ABOVE: Watch video of the prank on Paris Hilton. Warning: Contains language some may find offensive and scenes that some may find frightening.
TORONTO — A prank video in which Paris Hilton was apparently tricked into believing she was going to be in a plane crash is being criticized for going too far.
The video shows Ramez Galal of Egyptian TV series Ramez Wakel el-Gaw (Ramez in Control) taking Hilton for an aerial tour of Dubai in a small plane.
Suddenly the plane appears to go out of control and an alarm sounds.
“What the f***? What’s happening?,” Hilton exclaims. “Is this normal?”
The pilot then makes it seem like the engines have stopped, causing the plane to nosedive. A terrified Hilton starts crying as passengers scream.
Inexplicably, a man posing as a flight attendant opens the back hatch and drags another man — wearing a parachute — out of the plane.
A sobbing Hilton screams “No!”
She is then told that the plane will be landing in the water and she must assume the crash position.
In the end, the plane lands safely on a runway.
“Thank God! Thank God!” the 35-year-old socialite says.
On the tarmac, Hilton asks Galal if the man who dropped out of the plane is OK.

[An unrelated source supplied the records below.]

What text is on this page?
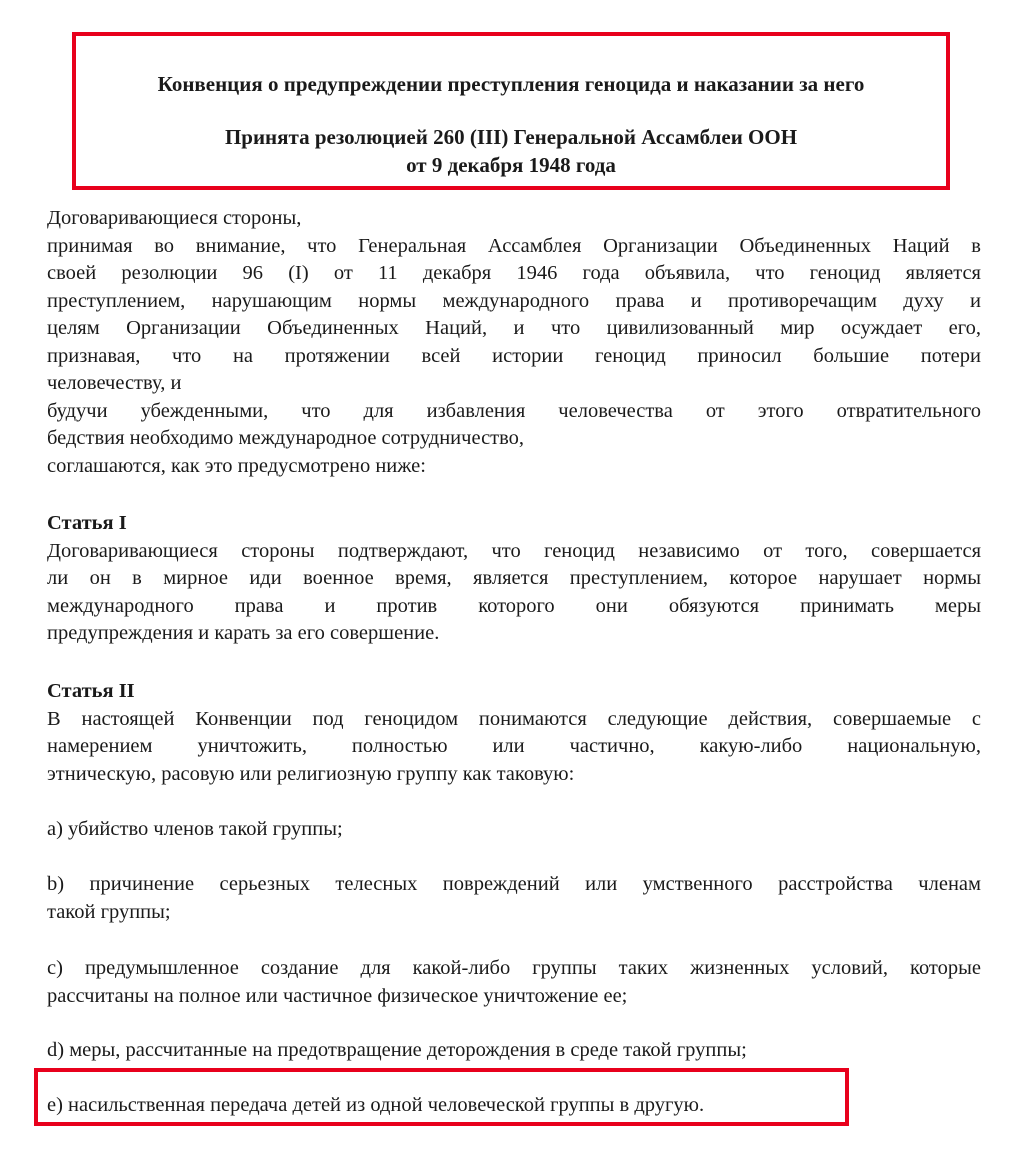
Конвенция о предупреждении преступления геноцида и наказании за него
Принята резолюцией 260 (III) Генеральной Ассамблеи ООН
от 9 декабря 1948 года
Договаривающиеся стороны,
принимая во внимание, что Генеральная Ассамблея Организации Объединенных Наций в
своей резолюции 96 (I) от 11 декабря 1946 года объявила, что геноцид является
преступлением, нарушающим нормы международного права и противоречащим духу и
целям Организации Объединенных Наций, и что цивилизованный мир осуждает его,
признавая, что на протяжении всей истории геноцид приносил большие потери
человечеству, и
будучи убежденными, что для избавления человечества от этого отвратительного
бедствия необходимо международное сотрудничество,
соглашаются, как это предусмотрено ниже:
Статья I
Договаривающиеся стороны подтверждают, что геноцид независимо от того, совершается
ли он в мирное иди военное время, является преступлением, которое нарушает нормы
международного права и против которого они обязуются принимать меры
предупреждения и карать за его совершение.
Статья II
В настоящей Конвенции под геноцидом понимаются следующие действия, совершаемые с
намерением уничтожить, полностью или частично, какую-либо национальную,
этническую, расовую или религиозную группу как таковую:
a) убийство членов такой группы;
b) причинение серьезных телесных повреждений или умственного расстройства членам
такой группы;
c) предумышленное создание для какой-либо группы таких жизненных условий, которые
рассчитаны на полное или частичное физическое уничтожение ее;
d) меры, рассчитанные на предотвращение деторождения в среде такой группы;
e) насильственная передача детей из одной человеческой группы в другую.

Later, Hilton seems to laugh about being pranked, telling Galal the stunt was “crazier” than anything she has seen on Punk’d. “This is taking it to another level,” she says.
It is not clear when the prank was shot but Hilton was in the UAE in late April and again in early May for DJ gigs.
In a June 27 tweet, Hilton said it was the “scariest moment of my life.” She added: “I really believed the plane was going to crash & we were all going to die.”
TMZ reported this week that Hilton is “furious” and has asked her lawyers to sue for emotional distress. “Paris tells them she had absolutely no clue this was a prank … she wasn’t in on it,” the website claims.
But, Hilton would have had to sign a release and she has retweeted at least six links to the video this week.
There’s also the possibility Hilton was in on the prank. She frequently brushes the hair from her face during the ordeal and, curiously, she made no mention of the experience on social media at the time.
On YouTube, reactions include “fake,” “worst acting I’ve seen,” “it’s so obviously fake” and “there is absolutely no way this is real. It is completely staged.”
Online, there is mostly condemnation. “I’m not sure who on earth would think it’s even remotely humorous to put someone through something like this,” wrote Rebecca Rose at Cosmopolitan, “but apparently tricking people into thinking they are dying is what passes for entertainment in some circles.
“This isn’t something I would wish on my worst enemy.”
Stuart Heritage of The Guardian described the prank as “completely unsettling and absolutely not funny.” He opined that those who staged the stunt “overstepped the mark by some distance.”
At Nylon, Jenny Lee called it “the meanest prank of all time” that made her “feel more disturbed than amused.”